Helmand
By the time the Royal Anglians arrived, Helmand had become one of the main centres of the Taliban insurgency and a symbol of resistance to the Karzai government in Kabul. After the fall of Kandahar in 2001, the Taliban were still in control of most of Helmand. Mullah Omar took refuge here after fleeing Kandahar, and the world’s most wanted man, Osama Bin Laden, spent some time in the Helmand border area in 2003.
Helmand, in the south-west of Afghanistan and roughly 500 hazardous kilometres from the capital, Kabul, shares a southern border with the unruly tribal region of north-west Pakistan. The province consists largely of furnace-like flatlands, bisected by the Helmand River, which is flanked either side by lush vegetation known as the ‘Green Zone’. The Green Zone is an area of densely irrigated land, supporting almost 90 per cent of the local population. Depending on the season, crops of poppy, marijuana and maize reduce visibility to 10 metres and sometimes less.

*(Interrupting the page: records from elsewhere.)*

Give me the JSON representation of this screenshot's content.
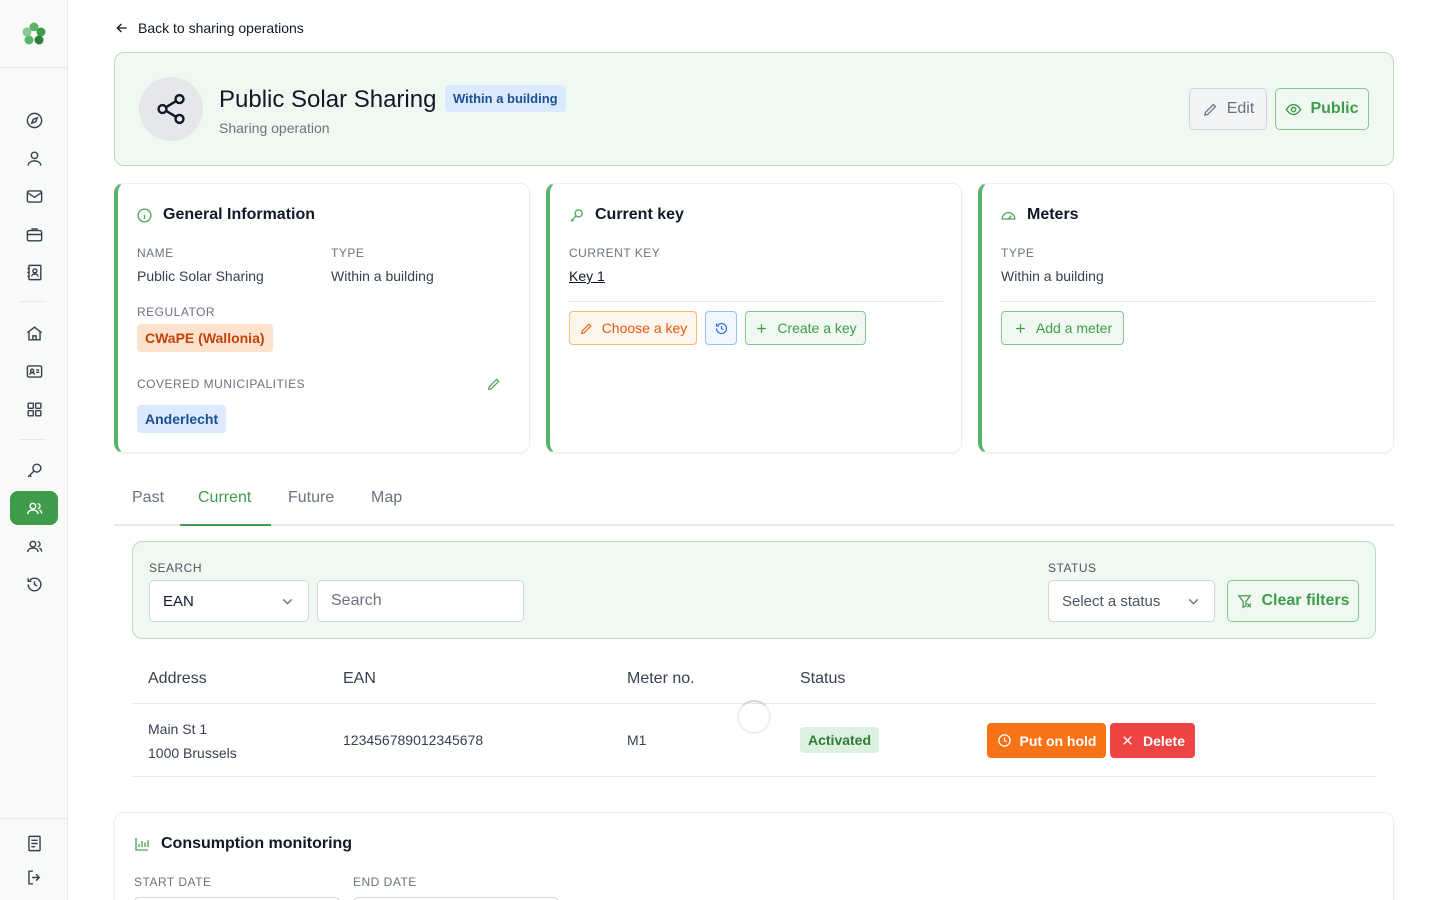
{
  "back_link": "Back to sharing operations",
  "header": {
    "title": "Public Solar Sharing",
    "badge": "Within a building",
    "subtitle": "Sharing operation",
    "edit_label": "Edit",
    "public_label": "Public"
  },
  "general": {
    "title": "General Information",
    "name_label": "NAME",
    "name_value": "Public Solar Sharing",
    "type_label": "TYPE",
    "type_value": "Within a building",
    "regulator_label": "REGULATOR",
    "regulator_value": "CWaPE (Wallonia)",
    "municipalities_label": "COVERED MUNICIPALITIES",
    "municipality": "Anderlecht"
  },
  "key": {
    "title": "Current key",
    "current_label": "CURRENT KEY",
    "current_value": "Key 1",
    "choose_label": "Choose a key",
    "create_label": "Create a key"
  },
  "meters": {
    "title": "Meters",
    "type_label": "TYPE",
    "type_value": "Within a building",
    "add_label": "Add a meter"
  },
  "tabs": [
    {
      "label": "Past"
    },
    {
      "label": "Current"
    },
    {
      "label": "Future"
    },
    {
      "label": "Map"
    }
  ],
  "active_tab": "Current",
  "filters": {
    "search_label": "SEARCH",
    "search_field": "EAN",
    "search_placeholder": "Search",
    "status_label": "STATUS",
    "status_placeholder": "Select a status",
    "clear_label": "Clear filters"
  },
  "table": {
    "headers": [
      "Address",
      "EAN",
      "Meter no.",
      "Status"
    ],
    "rows": [
      {
        "address_line1": "Main St 1",
        "address_line2": "1000 Brussels",
        "ean": "123456789012345678",
        "meter_no": "M1",
        "status": "Activated",
        "hold_label": "Put on hold",
        "delete_label": "Delete"
      }
    ]
  },
  "consumption": {
    "title": "Consumption monitoring",
    "start_label": "START DATE",
    "end_label": "END DATE"
  },
  "colors": {
    "brand_green": "#3e9c4a",
    "orange": "#f97316",
    "red": "#ef4444",
    "blue_badge": "#dbeafe"
  }
}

The fertility of the Green Zone makes Helmand Afghanistan’s largest producer of opium. The Green Zone, with its maze of interconnecting irrigation ditches, treelines and open fields, gives the advantage of covered movement and unlimited ambush positions.
Family compounds, surrounded by almost impenetrable mud walls, delineate ancestral properties and provide considerable protection for the inhabitants and defenders. Together, the compounds form hamlets and villages, the names of which often bear no resemblance to anything on the map.
For the infantryman, the Green Zone represents one of the most complex operating environments imaginable. It presents difficulties comparable to those faced by soldiers in the primary jungles of Malaya and Vietnam, but also compounded by the density of civilian dwellings. The usual advantages of modern weapons and sensors become neutralized in the Green Zone, where the ground and vegetation forces engagements at brutally short range. It is unbearably hot (55°C) in the summer and bone-chillingly cold (-20°C) in the winter, when the mountain-fringed flatlands can conjure up the most dramatic electrical thunderstorms to be heard anywhere in the world.
It is a beautiful and terrifying place, where human behaviour echoes that of the landscape. Throughout history, Helmand’s inhabitants have called the place the Desert of Death.